ATIF ÖZGEN
1.KİMLİK VE İLETİŞİM BİLGİLERİ
Doğum Yeri ve Tarihi: KAYSERİ, 1948 İş: Sosyal Güvenlik Kurumundan Emekli (1973-2013) e-mail: ozgenatif@gmail.com
2. EĞİTİM
İlk ve orta öğrenimini Kayseri’de yaptı. Kayseri Lisesini bitirdikten sonra Yüksek öğrenimini Ankara’da tamamladı. 1968-1973 yılları arasında Hacettepe Üniversitesi Fen Fakültesi Matematik Bölümünde eğitim gördü. Yüksek Matematikçidir.
3. İŞ TECRÜBELERİ
Mesleki yaşamı Sosyal Güvenlik Kurumunda geçti. Kurumdaki 40 yılı bulan görevinde İstatistikçi, Eğitimci ve Araştırma Şube Müdürü olarak görev yaptı. Son olarak Kurumun, Koordinasyon ve Bilgilendirme Dairesinde Rehberlik Merkezi Müdürü iken emekli oldu. Çalışma yaşamında uzman sıfatıyla sosyal güvenlik, sağlık ve istihdam konulu yazıları Mercek, İşveren, Sosyal Güvenlik Dünyası ve SGK Bülteni gibi dergilerde yayımlandı.
4. MEVCUT DURUM
Halen bir sivil toplum kuruluşu olan İnsani Değerler Derneğinin Kurucu üyelerinden olup, Dernekte Yönetim Kurulu Üyeliği yanında Genel Sekreter Yardımcısı olarak görev yapmaktadır. Demokraside Birlik Vakfının da üyesidir.
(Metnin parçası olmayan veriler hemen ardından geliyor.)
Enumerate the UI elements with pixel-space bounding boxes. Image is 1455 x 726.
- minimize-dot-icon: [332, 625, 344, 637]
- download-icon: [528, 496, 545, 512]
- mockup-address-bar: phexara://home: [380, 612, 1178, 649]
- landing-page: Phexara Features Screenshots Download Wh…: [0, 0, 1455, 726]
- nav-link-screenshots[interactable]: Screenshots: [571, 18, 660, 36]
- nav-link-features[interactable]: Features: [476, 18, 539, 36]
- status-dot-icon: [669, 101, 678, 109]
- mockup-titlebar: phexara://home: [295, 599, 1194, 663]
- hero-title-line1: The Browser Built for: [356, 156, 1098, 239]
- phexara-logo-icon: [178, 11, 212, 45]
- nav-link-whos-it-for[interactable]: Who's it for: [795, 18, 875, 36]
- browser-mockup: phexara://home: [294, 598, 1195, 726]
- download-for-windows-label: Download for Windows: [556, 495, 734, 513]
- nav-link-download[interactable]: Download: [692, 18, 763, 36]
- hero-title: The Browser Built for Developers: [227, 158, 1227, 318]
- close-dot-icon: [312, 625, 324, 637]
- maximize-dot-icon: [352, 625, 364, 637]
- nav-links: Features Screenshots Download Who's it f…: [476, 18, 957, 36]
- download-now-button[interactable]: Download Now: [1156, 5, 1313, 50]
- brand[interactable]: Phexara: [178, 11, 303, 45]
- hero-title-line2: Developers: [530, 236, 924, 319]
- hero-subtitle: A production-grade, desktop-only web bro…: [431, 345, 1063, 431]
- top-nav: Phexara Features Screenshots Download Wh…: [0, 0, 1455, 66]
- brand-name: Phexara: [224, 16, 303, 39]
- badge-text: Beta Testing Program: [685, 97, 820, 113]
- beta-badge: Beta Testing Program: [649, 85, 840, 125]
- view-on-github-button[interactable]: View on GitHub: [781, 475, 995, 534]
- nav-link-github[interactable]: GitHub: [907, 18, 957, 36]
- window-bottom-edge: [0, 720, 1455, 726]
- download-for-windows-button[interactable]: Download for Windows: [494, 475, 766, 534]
Derneğin internet sitesindeki Köşesinde, yazar olarak konusu insanın maddi ve manevi yapısını ele alan makale ve sohbet türü yazıları yer almaktadır. Aynı yazılar Türkuaz Haber Ajansının sitesindeki Köşesinde de yayımlanmaktadır. Özgen evli ve iki çocuk babasıdır.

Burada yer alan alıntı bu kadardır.